Post-traumatic stress disorder is a clinically-diagnosed condition. Anyone who has experienced or witnessed a situation involving the possibility of death or serious injury can develop PTSD (although many people who experience traumatic situations recover after a period of adjustment). PTSD symptoms include reliving the event through nightmares, flashbacks or constantly thinking about the incident. Other symptoms include avoiding situations or people that remind you of the event, trouble feeling positive emotions, and being constantly jittery, nervous, or “on edge.” These symptoms must be present for more than one month to qualify for a PTSD diagnoses.
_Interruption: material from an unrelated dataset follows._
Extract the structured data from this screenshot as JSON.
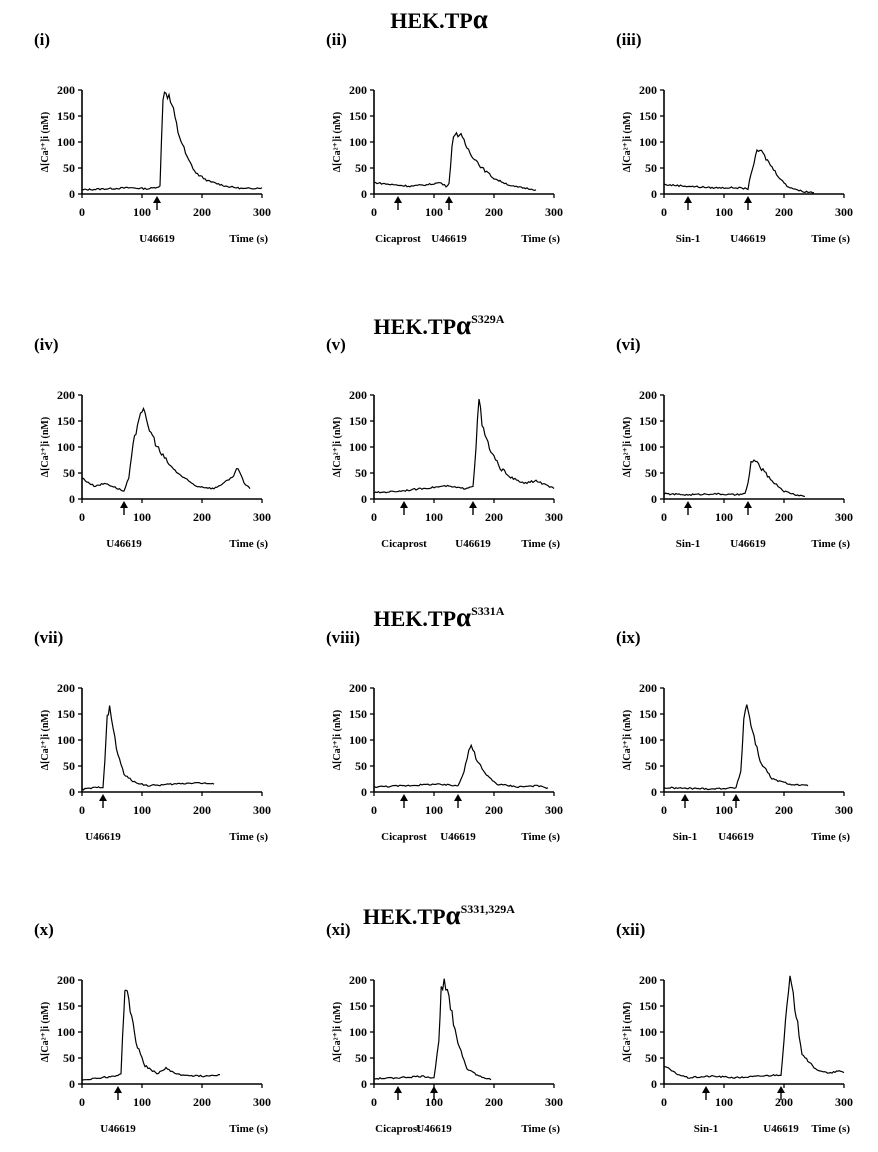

■Post-traumatic stress symptoms resolve on their own and improve within a month. PTSD symptoms are more severe, numerous and interfere with normal life
■Post-traumatic stress is common and most people with post-traumatic stress do not develop PTSD
■PTSD is a medically-diagnosed condition
Those with PTSD have many effective treatments available to them. There are medications that are FDA-approved to treat PTSD and therapy techniques, like exposure therapy and cognitive therapy. If you have, or think you may have PTSD, the best thing for you to do is to educate yourself, download the PTSD Coach mobile app, visit the Department of Veterans Affairs National Center for PTSD, or contact the DCoE Outreach Center for material.
Thanks for reading and for your service. Please respond to this post if you have any questions or comments. Stay safe.